Filipek is one of many communications students at Wilkes who have new work space in the $4 million Karambelas Media and Communications Center carved out of the former jewelry store. The university offered a tour of the facility two days ahead of the official dedication Thursday.
The building brings together all major communications programs: the Wilkes radio station, TV station, the Beacon newspaper and student-run public relations company Zebra Communications.
Communication Studies Chairman Mark Stine talked of “convergence” of media and “cross-training students to work in, or at least know about print, video, radio and online formats.” He showed off the state-of-the-art, high-definition, digital equipment, including a roomy video studio with a large control room sporting wall-to-wall screens.
He emphasized how a story being worked on by students specializing in one medium could now be readily carried over to others literally by walking down the hall. One room near the front entrance of the building has a curving glass window akin to half a fishbowl. Stine said it is intended as a space where those in different media can gather and exchange views.
Allyson Sebolka had a simpler reason to praise the new facility, which combines programs previously scattered among several buildings: “I used to have to run across campus, in high heels, to go from radio to TV to newspaper,” the junior said with a laugh. “It’s much easier to go between them now.”

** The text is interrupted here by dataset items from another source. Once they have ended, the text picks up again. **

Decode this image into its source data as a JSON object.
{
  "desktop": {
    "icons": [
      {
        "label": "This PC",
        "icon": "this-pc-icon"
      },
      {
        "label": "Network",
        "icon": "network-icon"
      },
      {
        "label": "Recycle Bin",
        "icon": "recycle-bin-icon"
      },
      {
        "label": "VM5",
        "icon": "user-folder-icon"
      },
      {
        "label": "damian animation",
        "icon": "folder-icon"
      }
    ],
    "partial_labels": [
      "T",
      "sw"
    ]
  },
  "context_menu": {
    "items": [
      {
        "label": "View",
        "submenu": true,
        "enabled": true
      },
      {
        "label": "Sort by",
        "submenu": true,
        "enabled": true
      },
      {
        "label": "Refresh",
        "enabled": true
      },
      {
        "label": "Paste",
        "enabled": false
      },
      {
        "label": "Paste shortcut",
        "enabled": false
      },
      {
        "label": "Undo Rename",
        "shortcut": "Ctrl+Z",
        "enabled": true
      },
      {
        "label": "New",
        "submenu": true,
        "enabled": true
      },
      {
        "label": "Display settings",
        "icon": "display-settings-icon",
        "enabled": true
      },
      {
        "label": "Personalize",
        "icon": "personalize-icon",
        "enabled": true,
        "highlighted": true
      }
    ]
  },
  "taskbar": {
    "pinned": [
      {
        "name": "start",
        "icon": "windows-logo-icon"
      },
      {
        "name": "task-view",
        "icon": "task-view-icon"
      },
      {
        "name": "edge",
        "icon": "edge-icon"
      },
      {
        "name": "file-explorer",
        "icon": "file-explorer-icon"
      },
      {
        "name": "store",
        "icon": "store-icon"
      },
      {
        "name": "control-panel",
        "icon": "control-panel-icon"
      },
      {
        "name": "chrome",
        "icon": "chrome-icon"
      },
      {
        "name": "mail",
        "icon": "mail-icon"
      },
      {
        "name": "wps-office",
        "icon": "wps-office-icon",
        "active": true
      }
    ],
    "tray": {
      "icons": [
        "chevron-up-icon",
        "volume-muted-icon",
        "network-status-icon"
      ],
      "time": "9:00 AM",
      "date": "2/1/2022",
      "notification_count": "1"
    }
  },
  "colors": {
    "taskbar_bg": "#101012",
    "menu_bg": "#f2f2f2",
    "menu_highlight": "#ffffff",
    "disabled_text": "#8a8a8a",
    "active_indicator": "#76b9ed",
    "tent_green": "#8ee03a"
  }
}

Senior Jackie Kurovsky — soft spoken enough to know she will likely work off air as a producer if she goes into television — said the center “is something I’ve been looking forward to since I was a sophomore.”
Junior Luke Modrovsky does sports for the newspaper, radio and weekly TV news show. Previously, that meant working in three separate buildings. He also said it was useful to meet people in other communications programs that he had never run into before the new building opened this semester — though he did have one small lament.
“One freshman I met called me ‘Mister’,” he recalled with a bit of a sigh.